5) Vom Schatten zum Licht: Von Cybermobbing zu Cyberrespect
Im Tatsächlichen wie im Metaphorischen gibt es die Licht- und Schattenanalogie: Der Schatten weist ganz grundsätzlich auf ein vorhandenes Licht hin. Das afrikanische Sprichwort »Wende dein Gesicht der Sonne zu, dann fallen die Schatten hinter dich« beschreibt die Idee, dass wir alle Schattenthemen nutzen können, um ganz grundsätzlich über das lichtartige Potenzial eines Themas nachzudenken und dies gemeinsam einzuüben.
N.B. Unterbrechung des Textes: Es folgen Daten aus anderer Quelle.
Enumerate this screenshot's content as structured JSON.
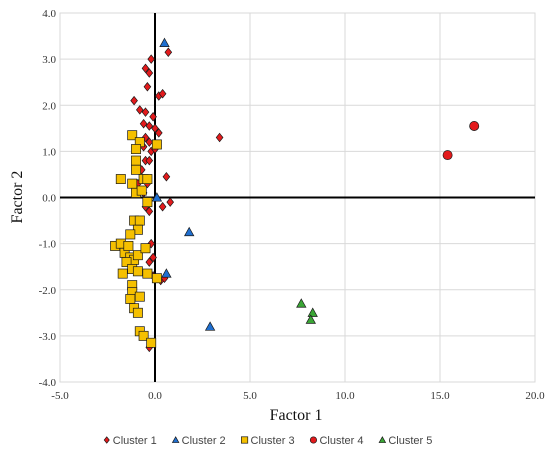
{
  "chart_data": {
    "type": "scatter",
    "title": "",
    "xlabel": "Factor 1",
    "ylabel": "Factor 2",
    "xlim": [
      -5,
      20
    ],
    "ylim": [
      -4,
      4
    ],
    "xticks": [
      -5,
      0,
      5,
      10,
      15,
      20
    ],
    "xtick_labels": [
      "-5.0",
      "0.0",
      "5.0",
      "10.0",
      "15.0",
      "20.0"
    ],
    "yticks": [
      -4,
      -3,
      -2,
      -1,
      0,
      1,
      2,
      3,
      4
    ],
    "ytick_labels": [
      "-4.0",
      "-3.0",
      "-2.0",
      "-1.0",
      "0.0",
      "1.0",
      "2.0",
      "3.0",
      "4.0"
    ],
    "grid": true,
    "legend_position": "bottom",
    "series": [
      {
        "name": "Cluster 1",
        "marker": "diamond",
        "color": "#e31a1c",
        "points": [
          [
            0.7,
            3.15
          ],
          [
            -0.5,
            2.8
          ],
          [
            -0.3,
            2.7
          ],
          [
            -0.2,
            3.0
          ],
          [
            -1.1,
            2.1
          ],
          [
            -0.4,
            2.4
          ],
          [
            0.2,
            2.2
          ],
          [
            0.4,
            2.25
          ],
          [
            -0.8,
            1.9
          ],
          [
            -0.5,
            1.85
          ],
          [
            -0.6,
            1.6
          ],
          [
            -0.3,
            1.55
          ],
          [
            -0.1,
            1.75
          ],
          [
            0.0,
            1.5
          ],
          [
            0.2,
            1.4
          ],
          [
            -0.5,
            1.3
          ],
          [
            -0.3,
            1.2
          ],
          [
            -0.6,
            1.1
          ],
          [
            -0.2,
            1.0
          ],
          [
            0.0,
            1.05
          ],
          [
            -0.5,
            0.8
          ],
          [
            -0.3,
            0.8
          ],
          [
            -0.7,
            0.6
          ],
          [
            -0.9,
            0.3
          ],
          [
            -0.6,
            0.1
          ],
          [
            -0.4,
            -0.1
          ],
          [
            -0.3,
            -0.3
          ],
          [
            -0.5,
            -0.2
          ],
          [
            0.4,
            -0.2
          ],
          [
            0.8,
            -0.1
          ],
          [
            0.6,
            0.45
          ],
          [
            3.4,
            1.3
          ],
          [
            -0.2,
            -1.0
          ],
          [
            -0.3,
            -1.4
          ],
          [
            -0.1,
            -1.7
          ],
          [
            0.3,
            -1.8
          ],
          [
            0.5,
            -1.75
          ],
          [
            -0.3,
            -3.25
          ],
          [
            -0.1,
            -1.3
          ],
          [
            -0.4,
            0.3
          ]
        ]
      },
      {
        "name": "Cluster 2",
        "marker": "triangle",
        "color": "#1f6fd0",
        "points": [
          [
            0.5,
            3.35
          ],
          [
            0.1,
            0.0
          ],
          [
            1.8,
            -0.75
          ],
          [
            0.6,
            -1.65
          ],
          [
            2.9,
            -2.8
          ]
        ]
      },
      {
        "name": "Cluster 3",
        "marker": "square",
        "color": "#f5c000",
        "points": [
          [
            -1.2,
            1.35
          ],
          [
            -0.8,
            1.2
          ],
          [
            -1.0,
            1.05
          ],
          [
            -1.0,
            0.8
          ],
          [
            -1.0,
            0.6
          ],
          [
            -1.8,
            0.4
          ],
          [
            -1.2,
            0.3
          ],
          [
            -0.6,
            0.4
          ],
          [
            -0.4,
            0.4
          ],
          [
            -1.0,
            0.1
          ],
          [
            -0.7,
            0.15
          ],
          [
            -0.4,
            -0.1
          ],
          [
            0.1,
            1.15
          ],
          [
            -1.1,
            -0.5
          ],
          [
            -0.8,
            -0.5
          ],
          [
            -0.9,
            -0.7
          ],
          [
            -1.3,
            -0.8
          ],
          [
            -2.1,
            -1.05
          ],
          [
            -1.8,
            -1.0
          ],
          [
            -1.6,
            -1.2
          ],
          [
            -1.3,
            -1.3
          ],
          [
            -1.1,
            -1.35
          ],
          [
            -1.5,
            -1.4
          ],
          [
            -1.2,
            -1.55
          ],
          [
            -0.9,
            -1.6
          ],
          [
            -1.7,
            -1.65
          ],
          [
            -0.9,
            -1.25
          ],
          [
            -0.4,
            -1.65
          ],
          [
            0.1,
            -1.75
          ],
          [
            -1.2,
            -1.9
          ],
          [
            -1.2,
            -2.05
          ],
          [
            -1.3,
            -2.2
          ],
          [
            -0.8,
            -2.15
          ],
          [
            -1.1,
            -2.4
          ],
          [
            -0.9,
            -2.5
          ],
          [
            -0.8,
            -2.9
          ],
          [
            -0.6,
            -3.0
          ],
          [
            -0.2,
            -3.15
          ],
          [
            -0.5,
            -1.1
          ],
          [
            -1.4,
            -1.05
          ]
        ]
      },
      {
        "name": "Cluster 4",
        "marker": "circle",
        "color": "#e31a1c",
        "points": [
          [
            16.8,
            1.55
          ],
          [
            15.4,
            0.92
          ]
        ]
      },
      {
        "name": "Cluster 5",
        "marker": "triangle",
        "color": "#3aa635",
        "points": [
          [
            7.7,
            -2.3
          ],
          [
            8.3,
            -2.5
          ],
          [
            8.2,
            -2.65
          ]
        ]
      }
    ]
  }
}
So wie das Thema Mobbing auf Respekt hinweisen kann, kann das schwere und verunsichernde Thema Cybermobbing auf das gegenteilige Thema Cyberrespect hinweisen.
Folgende Fragen könnten vielleicht eine Hilfe sein, um die eigenen Gedanken in eine positive Richtung zu lenken und gemeinsam auf einem fröhlicheren Weg unterwegs zu sein: Wie könnte ich digitale Medien so nutzen, dass wir uns auf der menschlichen Ebene näher kommen? Wie könnte eine positive digitale Kommunikation konkret aussehen, die nicht Schuld und Scham bewirkt, sondern befreiende und ermutigende Wirkung erzeugt? So ein Paradigmenwechsel könnte viel Kreativität, Neugierde und praxisnahe Ideen entstehen lassen.
Dies ist ein Kommentar von Matthias Stegmaier. Die Meinung des Autors entspricht nicht zwingend der Meinung unserer Redaktion.